Simon: Captain... why did you come back for us? Mal: You're on my crew. Simon: Yeah, but you don't even like me. Why'd you come back? Mal: You're on my crew. Why we still talking about this?

'Safe'


Natter .44 Magnum: Do You Feel Chatty, Punk?  

Off-topic discussion. Wanna talk about corsets, duct tape, or physics? This is the place. Detailed discussion of any current-season TV must be whitefonted.


Jesse - Apr 27, 2006 11:10:28 am PDT #4098 of 10002
Sometimes I trip on how happy we could be.

That might be the weirdest catalogue I've ever seen. I mean, "Today’s Gothicists decorate the “littlest room” with wings, scales, and talons!"??
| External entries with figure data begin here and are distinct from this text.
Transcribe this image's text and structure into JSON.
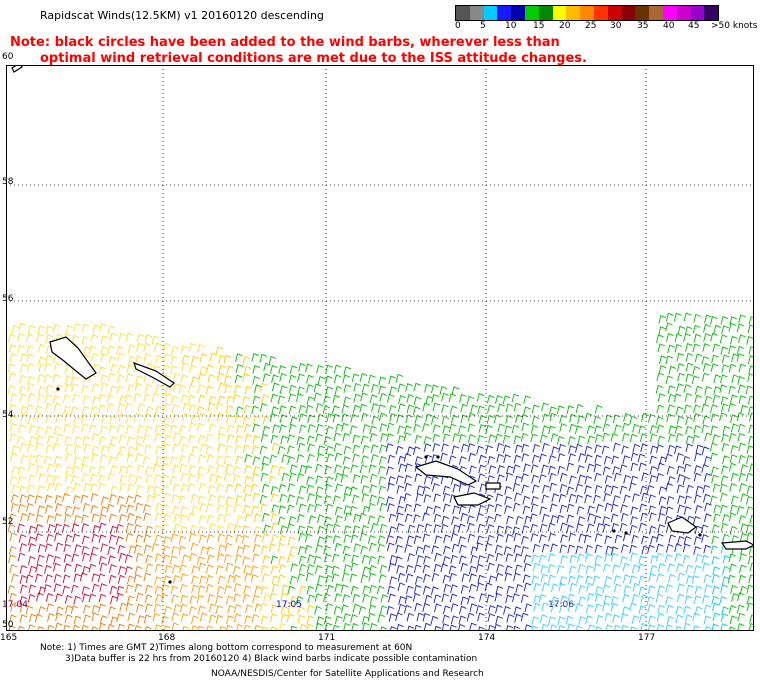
{
  "title": "Rapidscat Winds(12.5KM)  v1  20160120  descending",
  "note_line1": "Note: black circles have been added to the wind barbs, wherever less than",
  "note_line2": "optimal wind retrieval conditions are met due to the ISS attitude changes.",
  "legend": {
    "colors": [
      "#555555",
      "#888888",
      "#00ccff",
      "#1a1aff",
      "#0000aa",
      "#00cc00",
      "#008800",
      "#ffff00",
      "#ffbb00",
      "#ff8800",
      "#ff3300",
      "#cc0000",
      "#880000",
      "#663300",
      "#aa6633",
      "#ff00ff",
      "#cc00cc",
      "#9900cc",
      "#330066"
    ],
    "labels": [
      "0",
      "5",
      "10",
      "15",
      "20",
      "25",
      "30",
      "35",
      "40",
      "45",
      ">50 knots"
    ]
  },
  "map": {
    "lat_labels": [
      "60",
      "58",
      "56",
      "54",
      "52",
      "50"
    ],
    "lon_labels": [
      "165",
      "168",
      "171",
      "174",
      "177"
    ],
    "time_labels": [
      "17:04",
      "17:05",
      "17:06"
    ]
  },
  "footer": {
    "line1": "Note: 1) Times are GMT 2)Times along bottom correspond to measurement at 60N",
    "line2": "3)Data buffer is 22 hrs from 20160120 4) Black wind barbs indicate possible contamination",
    "credit": "NOAA/NESDIS/Center for Satellite Applications and Research"
  }
}
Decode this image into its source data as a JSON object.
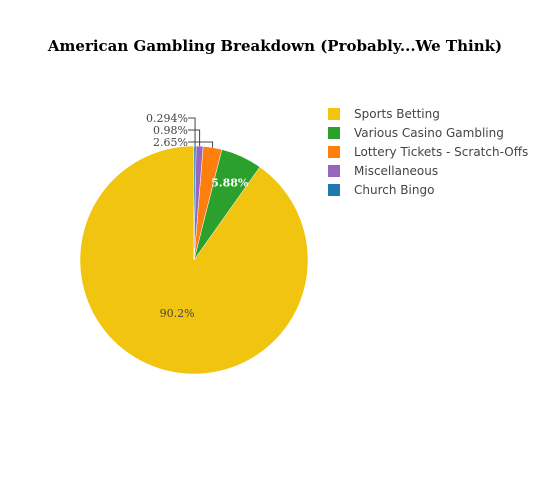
{
  "chart_data": {
    "type": "pie",
    "title": "American Gambling Breakdown (Probably...We Think)",
    "slices": [
      {
        "label": "Sports Betting",
        "value": 90.2,
        "display": "90.2%",
        "color": "#f1c40f",
        "label_pos": "inside"
      },
      {
        "label": "Various Casino Gambling",
        "value": 5.88,
        "display": "5.88%",
        "color": "#2ca02c",
        "label_pos": "inside"
      },
      {
        "label": "Lottery Tickets - Scratch-Offs",
        "value": 2.65,
        "display": "2.65%",
        "color": "#ff7f0e",
        "label_pos": "outside"
      },
      {
        "label": "Miscellaneous",
        "value": 0.98,
        "display": "0.98%",
        "color": "#9467bd",
        "label_pos": "outside"
      },
      {
        "label": "Church Bingo",
        "value": 0.294,
        "display": "0.294%",
        "color": "#1f77b4",
        "label_pos": "outside"
      }
    ],
    "legend_position": "right",
    "direction": "counterclockwise",
    "start_angle": "top"
  }
}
shrift - Apr 27, 2006 11:11:55 am PDT #4099 of 10002
"You can't put a price on the joy of not giving a shit." -Zenkitty

shrift, I've found that I always get to a place where I want to read the things I never wanted to read again.
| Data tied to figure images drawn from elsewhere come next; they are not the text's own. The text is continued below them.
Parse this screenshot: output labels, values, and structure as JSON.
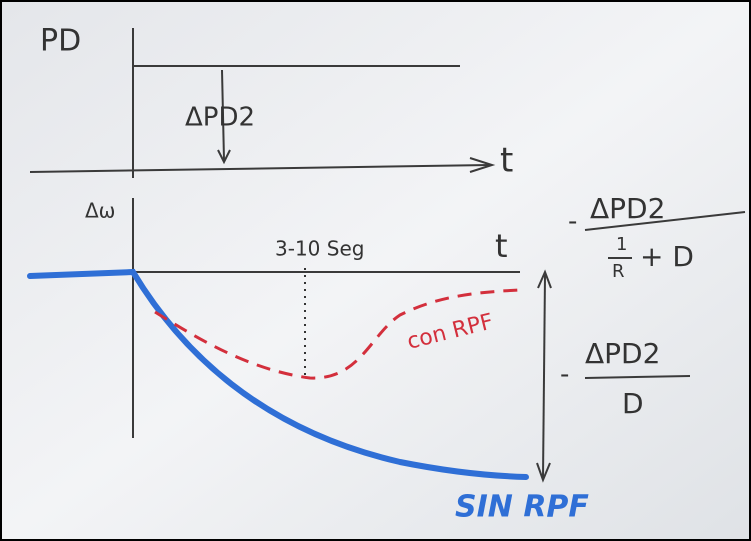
{
  "axes": {
    "top_y_label": "PD",
    "top_step_label": "ΔPD2",
    "top_x_label": "t",
    "bottom_y_label": "Δω",
    "bottom_x_label": "t"
  },
  "annotations": {
    "time_range": "3-10 Seg",
    "curve_with": "con RPF",
    "curve_without": "SIN RPF"
  },
  "formula_with": {
    "sign": "-",
    "numerator": "ΔPD2",
    "denominator_fraction_top": "1",
    "denominator_fraction_bottom": "R",
    "denominator_rest": "+ D"
  },
  "formula_without": {
    "sign": "-",
    "numerator": "ΔPD2",
    "denominator": "D"
  }
}
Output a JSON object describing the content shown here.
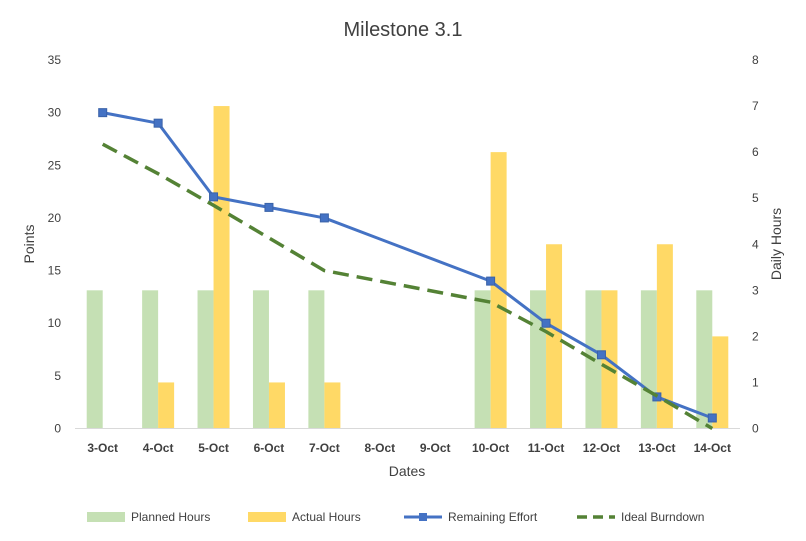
{
  "chart_data": {
    "title": "Milestone 3.1",
    "xlabel": "Dates",
    "ylabel_left": "Points",
    "ylabel_right": "Daily Hours",
    "ylim_left": [
      0,
      35
    ],
    "ylim_right": [
      0,
      8
    ],
    "yticks_left": [
      0,
      5,
      10,
      15,
      20,
      25,
      30,
      35
    ],
    "yticks_right": [
      0,
      1,
      2,
      3,
      4,
      5,
      6,
      7,
      8
    ],
    "categories": [
      "3-Oct",
      "4-Oct",
      "5-Oct",
      "6-Oct",
      "7-Oct",
      "8-Oct",
      "9-Oct",
      "10-Oct",
      "11-Oct",
      "12-Oct",
      "13-Oct",
      "14-Oct"
    ],
    "legend_position": "bottom",
    "grid": false,
    "series": [
      {
        "name": "Planned Hours",
        "type": "bar",
        "axis": "right",
        "color": "#c5e0b4",
        "values": [
          3,
          3,
          3,
          3,
          3,
          null,
          null,
          3,
          3,
          3,
          3,
          3
        ]
      },
      {
        "name": "Actual Hours",
        "type": "bar",
        "axis": "right",
        "color": "#ffd966",
        "values": [
          null,
          1,
          7,
          1,
          1,
          null,
          null,
          6,
          4,
          3,
          4,
          2
        ]
      },
      {
        "name": "Remaining Effort",
        "type": "line",
        "axis": "left",
        "color": "#4472c4",
        "marker": "square",
        "values": [
          30,
          29,
          22,
          21,
          20,
          null,
          null,
          14,
          10,
          7,
          3,
          1
        ]
      },
      {
        "name": "Ideal Burndown",
        "type": "line",
        "axis": "left",
        "color": "#548235",
        "dash": true,
        "values": [
          27,
          24.2,
          21.2,
          18.1,
          15,
          null,
          null,
          12,
          9.2,
          6.1,
          3.1,
          0
        ]
      }
    ]
  }
}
Perhaps one day I will. I mean, I'm entertained that I have an application for an ATM card I filled out in Portuguese sitting on my lap right now, but do I really want to keep it in perpetuity? I think it's better for me if I don't.

Plus, we want to read it.

Ha ha ha! Oh, hell no.


Toddson - Apr 27, 2006 11:13:31 am PDT #4100 of 10002
Friends don't let friends read "Atlas Shrugged"

Was someone asking about long gloves? or was that some other thread?


Spidra Webster - Apr 27, 2006 11:14:16 am PDT #4101 of 10002
I wish I could just go somewhere to get flensed but none of the whaling ships near me take Medicare.

It should roar whenever you lift the lid. Alternatively, have a wee flamethrowing episode when you flush.

Maybe the idea is that dragons squat on gold hordes thus putting that on your "throne" turns shit into gold? Would be hell on the plumbing.


Atropa - Apr 27, 2006 11:15:20 am PDT #4102 of 10002
The artist formerly associated with cupcakes.

"Today’s Gothicists decorate the “littlest room” with wings, scales, and talons!"??

I just want to know who are calling themselves "Gothicists", because I need to stage an intervention.


Jesse - Apr 27, 2006 11:16:10 am PDT #4103 of 10002
Sometimes I trip on how happy we could be.

I want to know who calls the bathroom the "littlest room."


juliana - Apr 27, 2006 11:19:54 am PDT #4104 of 10002
I’d be lying if I didn’t say that I miss them all tonight…

I just want to know who are calling themselves "Gothicists", because I need to stage an intervention.

The word "Gothicists" is cracking. me. up. Hee!! I'm a Gothicist!


Calli - Apr 27, 2006 11:21:41 am PDT #4105 of 10002
I must obey the inscrutable exhortations of my soul—Calvin and Hobbs

If someone who studies physics is a physicist, does that mean a gothicist is one who studies goths?


DavidS - Apr 27, 2006 11:23:10 am PDT #4106 of 10002
"Look, son, if it's good enough for Shirley Bassey, it's good enough for you."

Endearments: I use them a lot. I try not to at work, but I call just about everyone I know "sweetie", "pumpkin", "darling", "my dove", or other random terms of endearment at one point or another.

The previous Queen Elizabeth at JZ's Ren Faire used to greet all the children with a very cheery, "Hello, poppets!" which was charming.

I encourage Jilli to add "poppet" to her repetoire of endearments, particularly as an affectionate diminuative.


Typo Boy - Apr 27, 2006 11:25:15 am PDT #4107 of 10002
Calli: My people have a saying. A man who trusts can never be betrayed, only mistaken.Avon: Life expectancy among your people must be extremely short.

I think the use of "littlest room" is a misremembering of a famous wisecrack by an author to a critic.

"I sit in the smallest room in the house. Your review is before me, but will soon be behind me."